A strawbale building is under construction on the St.Ann’s Community Orchard, and it already has an occupant. A Wren (Troglodytes troglodytes) has built a nest amongst the insulation at the top of the building’s timber frame, and accessing the nest via a hole in the soffits which is yet to be closed up. I was able to take a couple of photos; they’re not great quality, as I didn’t want to get too close, nor to use the flash, for fear of alarming the birds.
The nest is a well-constructed ball of vegetation, with just a narrow opening near the top; this is probably the origin of the bird’s latin name, which means “cave dweller”. In this photo, an adult bird can be seen at the nest’s entrance, regarding me warily, whilst the yellow gaping mouth of one of the hungry chicks is also visible….

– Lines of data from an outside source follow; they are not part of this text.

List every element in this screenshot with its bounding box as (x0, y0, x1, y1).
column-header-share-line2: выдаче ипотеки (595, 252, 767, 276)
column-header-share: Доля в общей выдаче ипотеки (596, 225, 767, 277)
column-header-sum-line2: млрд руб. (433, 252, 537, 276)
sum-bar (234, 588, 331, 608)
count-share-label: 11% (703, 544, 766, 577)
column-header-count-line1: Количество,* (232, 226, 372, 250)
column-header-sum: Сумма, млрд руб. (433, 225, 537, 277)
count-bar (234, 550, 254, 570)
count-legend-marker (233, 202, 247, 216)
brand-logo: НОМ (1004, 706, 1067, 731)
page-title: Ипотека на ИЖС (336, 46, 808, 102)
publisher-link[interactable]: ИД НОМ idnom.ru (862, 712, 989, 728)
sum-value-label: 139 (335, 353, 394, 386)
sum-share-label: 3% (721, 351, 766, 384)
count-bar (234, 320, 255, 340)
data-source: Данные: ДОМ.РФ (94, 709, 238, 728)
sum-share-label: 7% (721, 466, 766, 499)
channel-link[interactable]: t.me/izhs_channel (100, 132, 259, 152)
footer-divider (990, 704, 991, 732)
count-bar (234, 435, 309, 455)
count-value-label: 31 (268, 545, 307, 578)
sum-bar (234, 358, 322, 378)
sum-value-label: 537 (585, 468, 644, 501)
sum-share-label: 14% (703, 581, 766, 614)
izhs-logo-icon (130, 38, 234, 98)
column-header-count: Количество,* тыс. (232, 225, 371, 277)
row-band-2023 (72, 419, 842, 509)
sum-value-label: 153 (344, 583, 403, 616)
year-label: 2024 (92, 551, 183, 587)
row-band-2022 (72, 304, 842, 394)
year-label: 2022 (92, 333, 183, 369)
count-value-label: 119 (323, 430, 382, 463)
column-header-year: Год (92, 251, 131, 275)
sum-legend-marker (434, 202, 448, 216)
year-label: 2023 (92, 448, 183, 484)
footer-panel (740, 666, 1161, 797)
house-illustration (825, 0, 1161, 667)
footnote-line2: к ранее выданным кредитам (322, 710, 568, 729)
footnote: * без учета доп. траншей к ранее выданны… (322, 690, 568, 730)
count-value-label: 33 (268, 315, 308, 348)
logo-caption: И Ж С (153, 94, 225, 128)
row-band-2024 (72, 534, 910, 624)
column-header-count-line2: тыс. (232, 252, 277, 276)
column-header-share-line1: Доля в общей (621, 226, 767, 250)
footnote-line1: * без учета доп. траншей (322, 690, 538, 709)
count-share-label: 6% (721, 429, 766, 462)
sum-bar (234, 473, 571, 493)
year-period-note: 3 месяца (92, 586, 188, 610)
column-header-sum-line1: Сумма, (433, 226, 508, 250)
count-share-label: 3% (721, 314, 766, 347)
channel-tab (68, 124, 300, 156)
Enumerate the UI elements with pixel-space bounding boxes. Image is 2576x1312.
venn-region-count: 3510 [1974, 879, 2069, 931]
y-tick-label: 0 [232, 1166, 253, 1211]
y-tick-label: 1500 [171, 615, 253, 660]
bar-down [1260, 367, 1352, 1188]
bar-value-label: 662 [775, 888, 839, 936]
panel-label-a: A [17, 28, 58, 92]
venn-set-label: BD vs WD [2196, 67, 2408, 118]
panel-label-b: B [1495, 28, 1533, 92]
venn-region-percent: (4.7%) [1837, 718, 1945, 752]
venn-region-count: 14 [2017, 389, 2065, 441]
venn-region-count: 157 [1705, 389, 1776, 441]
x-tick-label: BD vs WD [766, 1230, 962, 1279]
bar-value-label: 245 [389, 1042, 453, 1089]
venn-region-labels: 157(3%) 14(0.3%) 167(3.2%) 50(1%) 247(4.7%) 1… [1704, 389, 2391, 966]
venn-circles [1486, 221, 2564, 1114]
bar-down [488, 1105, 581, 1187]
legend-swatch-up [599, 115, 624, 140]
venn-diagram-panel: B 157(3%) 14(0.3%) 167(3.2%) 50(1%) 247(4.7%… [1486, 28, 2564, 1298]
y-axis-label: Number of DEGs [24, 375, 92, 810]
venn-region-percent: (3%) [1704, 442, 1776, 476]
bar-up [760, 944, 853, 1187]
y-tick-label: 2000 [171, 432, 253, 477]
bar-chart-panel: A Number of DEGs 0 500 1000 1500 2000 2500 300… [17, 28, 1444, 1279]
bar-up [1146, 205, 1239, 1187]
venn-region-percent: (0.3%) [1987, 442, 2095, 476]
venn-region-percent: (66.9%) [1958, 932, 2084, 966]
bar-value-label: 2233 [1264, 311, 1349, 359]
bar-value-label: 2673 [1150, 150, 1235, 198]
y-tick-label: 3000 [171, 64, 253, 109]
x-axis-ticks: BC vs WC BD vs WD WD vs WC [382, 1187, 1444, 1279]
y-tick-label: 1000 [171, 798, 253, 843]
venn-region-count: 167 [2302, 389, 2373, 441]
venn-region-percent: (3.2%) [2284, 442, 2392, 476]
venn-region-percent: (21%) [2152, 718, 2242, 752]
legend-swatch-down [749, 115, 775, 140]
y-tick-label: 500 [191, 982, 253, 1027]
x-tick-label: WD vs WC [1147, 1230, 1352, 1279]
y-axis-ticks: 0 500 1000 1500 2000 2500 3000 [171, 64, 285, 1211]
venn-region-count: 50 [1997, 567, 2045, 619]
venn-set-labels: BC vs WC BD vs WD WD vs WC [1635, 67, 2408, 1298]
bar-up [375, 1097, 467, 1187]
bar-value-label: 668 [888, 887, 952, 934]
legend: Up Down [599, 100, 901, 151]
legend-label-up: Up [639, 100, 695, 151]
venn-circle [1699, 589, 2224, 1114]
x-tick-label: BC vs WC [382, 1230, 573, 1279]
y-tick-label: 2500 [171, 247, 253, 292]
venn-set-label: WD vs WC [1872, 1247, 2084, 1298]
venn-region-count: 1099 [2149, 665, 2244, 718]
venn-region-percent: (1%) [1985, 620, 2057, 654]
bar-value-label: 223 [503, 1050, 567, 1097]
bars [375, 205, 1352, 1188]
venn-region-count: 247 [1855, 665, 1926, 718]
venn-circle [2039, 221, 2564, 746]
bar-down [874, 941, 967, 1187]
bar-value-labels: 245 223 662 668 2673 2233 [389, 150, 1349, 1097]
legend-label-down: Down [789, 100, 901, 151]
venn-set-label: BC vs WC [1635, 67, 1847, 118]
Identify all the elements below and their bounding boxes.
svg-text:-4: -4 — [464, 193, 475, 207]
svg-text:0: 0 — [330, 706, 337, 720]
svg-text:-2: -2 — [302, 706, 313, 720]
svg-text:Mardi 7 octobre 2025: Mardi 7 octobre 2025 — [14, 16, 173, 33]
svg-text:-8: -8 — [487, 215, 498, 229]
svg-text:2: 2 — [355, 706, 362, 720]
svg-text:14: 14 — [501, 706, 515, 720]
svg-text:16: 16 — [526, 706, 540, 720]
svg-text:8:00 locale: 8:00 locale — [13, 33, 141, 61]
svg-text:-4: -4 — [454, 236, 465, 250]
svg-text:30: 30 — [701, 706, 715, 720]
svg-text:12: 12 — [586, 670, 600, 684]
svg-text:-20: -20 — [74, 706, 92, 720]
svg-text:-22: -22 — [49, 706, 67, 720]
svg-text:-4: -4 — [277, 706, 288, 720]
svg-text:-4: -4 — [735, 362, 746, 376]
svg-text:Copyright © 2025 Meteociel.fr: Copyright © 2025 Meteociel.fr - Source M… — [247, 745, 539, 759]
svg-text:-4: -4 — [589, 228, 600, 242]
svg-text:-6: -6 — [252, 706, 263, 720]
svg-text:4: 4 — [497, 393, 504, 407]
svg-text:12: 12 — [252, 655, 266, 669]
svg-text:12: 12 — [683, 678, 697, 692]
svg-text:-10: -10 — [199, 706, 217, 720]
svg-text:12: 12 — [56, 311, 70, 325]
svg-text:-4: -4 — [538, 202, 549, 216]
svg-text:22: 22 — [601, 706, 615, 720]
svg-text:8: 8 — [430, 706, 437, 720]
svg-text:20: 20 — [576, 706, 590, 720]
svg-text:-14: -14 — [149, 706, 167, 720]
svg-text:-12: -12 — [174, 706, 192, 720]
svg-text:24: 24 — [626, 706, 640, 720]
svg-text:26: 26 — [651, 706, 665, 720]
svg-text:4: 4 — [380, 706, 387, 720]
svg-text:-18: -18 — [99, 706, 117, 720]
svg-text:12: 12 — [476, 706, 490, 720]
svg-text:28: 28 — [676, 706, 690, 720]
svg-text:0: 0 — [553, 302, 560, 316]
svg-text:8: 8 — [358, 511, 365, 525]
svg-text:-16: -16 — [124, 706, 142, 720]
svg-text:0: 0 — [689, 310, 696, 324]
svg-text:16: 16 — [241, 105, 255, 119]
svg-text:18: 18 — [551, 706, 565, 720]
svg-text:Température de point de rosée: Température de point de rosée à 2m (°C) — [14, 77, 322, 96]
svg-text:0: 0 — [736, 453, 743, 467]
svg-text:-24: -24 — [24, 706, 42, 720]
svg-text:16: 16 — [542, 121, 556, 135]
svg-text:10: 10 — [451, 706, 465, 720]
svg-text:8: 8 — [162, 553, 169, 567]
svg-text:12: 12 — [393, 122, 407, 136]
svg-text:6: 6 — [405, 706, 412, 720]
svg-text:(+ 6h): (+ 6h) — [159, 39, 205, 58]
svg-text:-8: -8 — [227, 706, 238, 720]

In the second photo, the adult bird can be seen out of the nest, about to go foraging for caterpillars to feed the chicks with….
The birds seems fairly used to people, and untroubled by the ongoing building work! Hopefully the building’s first occupants will successfully fly the nest in due course…
Thanks to Vivien Crump for this photo of a classic May woodland sight…..
Vivien took the photo in Bunny Wood – a Wildlife Trust reserve about 7 miles south of Nottingham. The reserve is one of the closest remnants of ancient woodland to the city, and is reknowned for its bluebells at this time of year. It’s a bit further out than most of the places I feature, but well worth a visit if you can get out there.
I recently noticed an interesting plant growing right by the side of the Western Boulevard ring-road…..
There is a distinctive line of white low-growing flowers alongside the road edge – this is Danish scurvy-grass (Cochlearia danica), a member of the cabbage family. Here’s a closer look, unfortunately not of the best quality….
Danish scurvy-grass is a coastal plant, whose common name derives from the fact that sailors used to chew its vitamin-C rich leaves to ward off scurvy. Its usual habitat is coastal sand, shingle and salt-marsh, but it is no surprise to find it so far inland. It is adapted to grow in places with high salt levels which would be intolerable to most species, and the application of salt to main roads in winter has made the very edge of such roads an ideal habitat for it (and not very good for much else).
The plant has therefore spread inland from the coast along roads and motorways, aided by the turbulence from passing high-speed traffic, which rapidly distributes its tiny seeds. As a result, it is now one of the most widely-expanding native plants in Britain.
Look out for it next time you’re on or near a major road – it’s flowering now and at it’s most conspicuous.
Nic Cairns sent in some fine photos of trees in blossom, taken at Ecoworks Community Garden…..
The blossom shown is all on cultivated trees (Cherry, Apple and Plum) rather than natives – but such flowers are still of great value for pollinating insects such as bees and hoverflies, and a flowering fruit tree can be a worthwhile contribution to any wildlife garden. Thanks to Nic for the photos.